Failure to Document Resident Altercation and Subsequent Clinical Assessment
Penalty
Summary
The deficiency involves the facility’s failure to maintain complete and accurate medical records for two residents involved in an altercation. An investigation file regarding an alleged abuse incident on 2/14/26 documented witness statements from two nurse aides, one reporting that Resident #2 hit Resident #1, and another reporting that both residents were hitting each other. Nurse #1, who was assigned to both residents that day, stated she had been informed that Resident #1 hit Resident #2 and that Resident #2 hit Resident #1 back. She reported she checked both residents, saw no injuries or marks, but did not document the altercation or her assessment in either resident’s medical record. The Administrator stated that Nurse #1 should have made a notation in each resident’s record that they had been involved in an altercation. The deficiency also includes the lack of documentation by a Physician Assistant (PA #1) following an assessment of Resident #1 after the same altercation. On 2/17/26, Resident #1 was noted on a skin audit report to have bruising to the cheek area below the left eye.

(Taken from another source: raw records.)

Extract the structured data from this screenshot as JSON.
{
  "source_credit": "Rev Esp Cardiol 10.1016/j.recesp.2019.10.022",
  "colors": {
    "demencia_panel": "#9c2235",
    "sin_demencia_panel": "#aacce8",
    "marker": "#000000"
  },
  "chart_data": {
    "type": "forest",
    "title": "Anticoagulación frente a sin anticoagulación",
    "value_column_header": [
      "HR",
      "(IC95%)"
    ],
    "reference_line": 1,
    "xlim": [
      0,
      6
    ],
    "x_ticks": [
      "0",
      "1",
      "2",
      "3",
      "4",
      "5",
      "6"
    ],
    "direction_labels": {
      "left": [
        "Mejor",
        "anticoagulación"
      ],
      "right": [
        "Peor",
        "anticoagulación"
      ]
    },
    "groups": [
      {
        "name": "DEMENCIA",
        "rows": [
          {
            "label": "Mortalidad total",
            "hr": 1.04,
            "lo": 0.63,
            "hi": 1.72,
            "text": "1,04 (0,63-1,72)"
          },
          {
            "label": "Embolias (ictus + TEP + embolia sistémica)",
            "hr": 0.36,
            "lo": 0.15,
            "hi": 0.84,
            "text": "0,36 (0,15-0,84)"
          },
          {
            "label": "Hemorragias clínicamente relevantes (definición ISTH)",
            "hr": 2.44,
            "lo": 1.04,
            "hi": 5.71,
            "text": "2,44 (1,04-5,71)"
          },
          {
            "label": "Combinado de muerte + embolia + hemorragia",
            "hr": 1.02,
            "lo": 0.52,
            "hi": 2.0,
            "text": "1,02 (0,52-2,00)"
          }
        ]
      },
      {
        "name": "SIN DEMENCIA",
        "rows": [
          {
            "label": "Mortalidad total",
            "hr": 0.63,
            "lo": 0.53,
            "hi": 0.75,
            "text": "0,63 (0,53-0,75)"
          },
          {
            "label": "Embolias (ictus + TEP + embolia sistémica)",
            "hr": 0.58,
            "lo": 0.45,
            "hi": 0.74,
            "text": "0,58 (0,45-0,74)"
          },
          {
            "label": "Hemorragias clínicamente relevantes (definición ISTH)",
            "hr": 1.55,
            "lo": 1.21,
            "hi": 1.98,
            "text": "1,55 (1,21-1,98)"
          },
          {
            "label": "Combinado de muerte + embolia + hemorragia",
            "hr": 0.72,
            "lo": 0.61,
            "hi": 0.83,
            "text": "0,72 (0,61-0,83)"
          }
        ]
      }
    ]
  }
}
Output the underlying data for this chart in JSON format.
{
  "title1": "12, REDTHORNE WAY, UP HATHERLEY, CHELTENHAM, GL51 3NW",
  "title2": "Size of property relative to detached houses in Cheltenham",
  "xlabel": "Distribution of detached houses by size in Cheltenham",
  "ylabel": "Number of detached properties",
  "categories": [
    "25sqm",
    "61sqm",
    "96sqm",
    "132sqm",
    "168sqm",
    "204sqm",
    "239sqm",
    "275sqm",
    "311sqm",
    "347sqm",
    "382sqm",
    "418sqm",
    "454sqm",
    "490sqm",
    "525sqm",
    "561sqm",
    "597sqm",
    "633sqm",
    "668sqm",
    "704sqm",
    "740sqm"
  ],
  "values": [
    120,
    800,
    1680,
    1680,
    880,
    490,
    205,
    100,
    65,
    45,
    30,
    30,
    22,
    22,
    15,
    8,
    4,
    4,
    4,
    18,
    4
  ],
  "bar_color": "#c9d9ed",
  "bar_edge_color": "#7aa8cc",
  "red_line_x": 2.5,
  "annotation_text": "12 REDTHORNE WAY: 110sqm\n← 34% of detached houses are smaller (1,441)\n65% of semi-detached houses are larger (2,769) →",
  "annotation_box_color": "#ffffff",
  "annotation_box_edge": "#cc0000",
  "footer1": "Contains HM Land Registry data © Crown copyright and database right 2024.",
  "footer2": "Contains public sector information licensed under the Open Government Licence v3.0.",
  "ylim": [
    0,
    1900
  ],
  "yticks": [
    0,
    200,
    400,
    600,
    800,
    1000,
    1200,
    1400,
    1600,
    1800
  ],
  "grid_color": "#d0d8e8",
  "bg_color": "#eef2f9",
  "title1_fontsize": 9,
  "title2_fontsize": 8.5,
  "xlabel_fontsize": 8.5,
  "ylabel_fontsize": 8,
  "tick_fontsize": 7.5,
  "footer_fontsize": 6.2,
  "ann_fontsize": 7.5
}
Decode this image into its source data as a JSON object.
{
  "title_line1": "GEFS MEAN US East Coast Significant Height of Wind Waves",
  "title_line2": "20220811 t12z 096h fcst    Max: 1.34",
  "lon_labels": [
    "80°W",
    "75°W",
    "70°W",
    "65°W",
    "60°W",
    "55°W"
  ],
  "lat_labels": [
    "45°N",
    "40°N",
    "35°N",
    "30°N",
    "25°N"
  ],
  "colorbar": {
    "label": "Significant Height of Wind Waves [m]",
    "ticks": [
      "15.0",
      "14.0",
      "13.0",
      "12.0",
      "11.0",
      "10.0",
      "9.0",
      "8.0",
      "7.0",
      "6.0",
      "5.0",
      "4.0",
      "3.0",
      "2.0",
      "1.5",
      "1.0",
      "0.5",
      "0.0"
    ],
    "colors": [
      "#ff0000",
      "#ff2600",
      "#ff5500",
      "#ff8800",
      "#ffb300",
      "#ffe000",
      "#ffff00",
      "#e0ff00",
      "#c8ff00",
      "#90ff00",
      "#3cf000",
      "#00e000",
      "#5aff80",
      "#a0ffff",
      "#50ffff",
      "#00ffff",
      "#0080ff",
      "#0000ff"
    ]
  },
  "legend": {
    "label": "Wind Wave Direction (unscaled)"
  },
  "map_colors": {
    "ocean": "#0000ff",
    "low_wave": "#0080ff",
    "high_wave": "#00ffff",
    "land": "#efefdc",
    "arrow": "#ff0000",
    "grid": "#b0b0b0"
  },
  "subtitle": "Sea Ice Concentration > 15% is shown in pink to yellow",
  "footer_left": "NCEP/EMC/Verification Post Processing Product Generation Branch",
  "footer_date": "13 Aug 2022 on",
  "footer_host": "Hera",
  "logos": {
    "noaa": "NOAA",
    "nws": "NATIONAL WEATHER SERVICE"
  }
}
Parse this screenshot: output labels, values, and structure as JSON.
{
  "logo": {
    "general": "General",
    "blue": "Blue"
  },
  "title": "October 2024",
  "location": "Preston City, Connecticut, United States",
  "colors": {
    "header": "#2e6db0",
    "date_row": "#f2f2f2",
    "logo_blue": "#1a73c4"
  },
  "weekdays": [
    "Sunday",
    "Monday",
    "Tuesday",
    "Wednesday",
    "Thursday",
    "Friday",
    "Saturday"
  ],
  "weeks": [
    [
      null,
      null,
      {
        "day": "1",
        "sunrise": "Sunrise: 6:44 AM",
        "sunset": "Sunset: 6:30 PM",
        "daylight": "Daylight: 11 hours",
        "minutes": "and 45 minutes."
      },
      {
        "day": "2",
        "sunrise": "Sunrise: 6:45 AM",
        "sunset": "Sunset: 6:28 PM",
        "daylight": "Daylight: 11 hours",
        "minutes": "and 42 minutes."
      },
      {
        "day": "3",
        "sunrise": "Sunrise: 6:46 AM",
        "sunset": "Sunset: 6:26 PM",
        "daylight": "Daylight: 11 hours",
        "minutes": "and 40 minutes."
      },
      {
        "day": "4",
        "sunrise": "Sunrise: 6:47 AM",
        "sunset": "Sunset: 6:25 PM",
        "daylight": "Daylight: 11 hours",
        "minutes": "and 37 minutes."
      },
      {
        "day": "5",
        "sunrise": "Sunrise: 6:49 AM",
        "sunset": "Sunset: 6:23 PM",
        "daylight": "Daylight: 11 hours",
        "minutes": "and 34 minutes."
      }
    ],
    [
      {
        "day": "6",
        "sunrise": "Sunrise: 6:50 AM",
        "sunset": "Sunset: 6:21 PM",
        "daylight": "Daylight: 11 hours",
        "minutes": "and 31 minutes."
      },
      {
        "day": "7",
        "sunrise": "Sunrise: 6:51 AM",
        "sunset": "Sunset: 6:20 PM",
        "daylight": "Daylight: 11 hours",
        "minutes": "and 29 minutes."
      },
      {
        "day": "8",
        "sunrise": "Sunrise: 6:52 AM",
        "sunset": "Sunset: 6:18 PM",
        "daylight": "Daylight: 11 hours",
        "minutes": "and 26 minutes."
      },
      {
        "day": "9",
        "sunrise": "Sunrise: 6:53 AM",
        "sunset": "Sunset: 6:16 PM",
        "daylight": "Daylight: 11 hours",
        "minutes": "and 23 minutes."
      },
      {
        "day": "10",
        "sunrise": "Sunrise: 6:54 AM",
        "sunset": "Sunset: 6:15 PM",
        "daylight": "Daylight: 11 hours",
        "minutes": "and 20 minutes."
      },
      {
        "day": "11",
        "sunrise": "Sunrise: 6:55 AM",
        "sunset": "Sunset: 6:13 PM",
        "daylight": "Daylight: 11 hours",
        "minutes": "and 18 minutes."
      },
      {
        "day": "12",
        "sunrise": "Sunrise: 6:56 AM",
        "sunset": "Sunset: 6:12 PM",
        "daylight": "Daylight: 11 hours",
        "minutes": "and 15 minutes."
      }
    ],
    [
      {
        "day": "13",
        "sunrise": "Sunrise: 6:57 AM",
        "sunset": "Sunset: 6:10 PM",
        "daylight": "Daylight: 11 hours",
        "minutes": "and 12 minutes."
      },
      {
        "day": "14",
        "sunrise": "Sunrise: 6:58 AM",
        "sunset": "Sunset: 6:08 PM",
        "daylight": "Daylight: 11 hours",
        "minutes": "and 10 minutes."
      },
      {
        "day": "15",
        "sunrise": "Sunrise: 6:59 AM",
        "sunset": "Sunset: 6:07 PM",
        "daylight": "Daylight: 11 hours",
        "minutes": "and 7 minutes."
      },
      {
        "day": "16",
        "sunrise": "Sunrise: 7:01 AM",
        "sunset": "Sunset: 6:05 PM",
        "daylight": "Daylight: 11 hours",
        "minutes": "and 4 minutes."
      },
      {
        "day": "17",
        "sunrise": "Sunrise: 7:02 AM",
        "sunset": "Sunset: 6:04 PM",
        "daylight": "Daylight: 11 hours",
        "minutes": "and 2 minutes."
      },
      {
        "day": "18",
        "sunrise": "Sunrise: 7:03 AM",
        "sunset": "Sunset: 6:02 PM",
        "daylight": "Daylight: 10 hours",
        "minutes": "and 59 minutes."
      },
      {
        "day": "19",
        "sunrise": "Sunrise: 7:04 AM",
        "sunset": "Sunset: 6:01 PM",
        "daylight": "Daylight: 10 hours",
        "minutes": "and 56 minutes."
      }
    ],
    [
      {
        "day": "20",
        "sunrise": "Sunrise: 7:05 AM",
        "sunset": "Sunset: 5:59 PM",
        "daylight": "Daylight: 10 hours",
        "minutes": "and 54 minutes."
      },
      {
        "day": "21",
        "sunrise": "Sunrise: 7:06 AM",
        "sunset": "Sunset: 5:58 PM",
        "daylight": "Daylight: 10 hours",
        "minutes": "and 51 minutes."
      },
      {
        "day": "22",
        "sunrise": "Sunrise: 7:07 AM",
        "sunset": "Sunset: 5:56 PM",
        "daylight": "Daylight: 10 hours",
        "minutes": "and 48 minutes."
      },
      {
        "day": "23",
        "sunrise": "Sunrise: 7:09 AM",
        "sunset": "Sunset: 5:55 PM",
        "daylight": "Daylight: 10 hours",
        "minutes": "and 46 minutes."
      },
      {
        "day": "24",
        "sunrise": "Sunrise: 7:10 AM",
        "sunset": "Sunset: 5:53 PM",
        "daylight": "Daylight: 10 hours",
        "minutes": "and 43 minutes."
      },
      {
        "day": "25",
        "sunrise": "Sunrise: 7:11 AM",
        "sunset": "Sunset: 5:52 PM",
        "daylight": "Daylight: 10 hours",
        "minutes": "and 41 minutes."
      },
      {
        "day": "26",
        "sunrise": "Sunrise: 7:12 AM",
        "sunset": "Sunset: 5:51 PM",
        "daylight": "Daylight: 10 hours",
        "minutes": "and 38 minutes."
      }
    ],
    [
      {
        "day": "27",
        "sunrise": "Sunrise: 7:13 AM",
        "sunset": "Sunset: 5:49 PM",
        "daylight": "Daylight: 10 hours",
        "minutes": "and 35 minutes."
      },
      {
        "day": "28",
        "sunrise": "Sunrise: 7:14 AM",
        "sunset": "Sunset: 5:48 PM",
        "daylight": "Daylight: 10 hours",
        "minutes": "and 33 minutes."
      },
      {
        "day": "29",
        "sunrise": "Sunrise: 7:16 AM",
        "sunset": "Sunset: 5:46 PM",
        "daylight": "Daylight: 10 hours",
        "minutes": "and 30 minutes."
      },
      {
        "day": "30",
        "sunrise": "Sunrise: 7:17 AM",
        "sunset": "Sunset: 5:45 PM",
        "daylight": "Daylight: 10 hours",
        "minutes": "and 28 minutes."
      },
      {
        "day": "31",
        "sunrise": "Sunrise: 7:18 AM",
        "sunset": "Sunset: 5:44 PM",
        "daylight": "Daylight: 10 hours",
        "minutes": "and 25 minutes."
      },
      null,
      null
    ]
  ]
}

PA #1 reported that she assessed Resident #1 after staff reported the altercation and the bruise, recalling that the resident’s eye was not painful or shut, there were no vision problems, and the resident stated she had been hit in another room without giving details. PA #1 acknowledged that she did not document her assessment in Resident #1’s medical record. The Administrator reported that PA #1 should have made a notation in the record about this assessment following the bruised eye and altercation.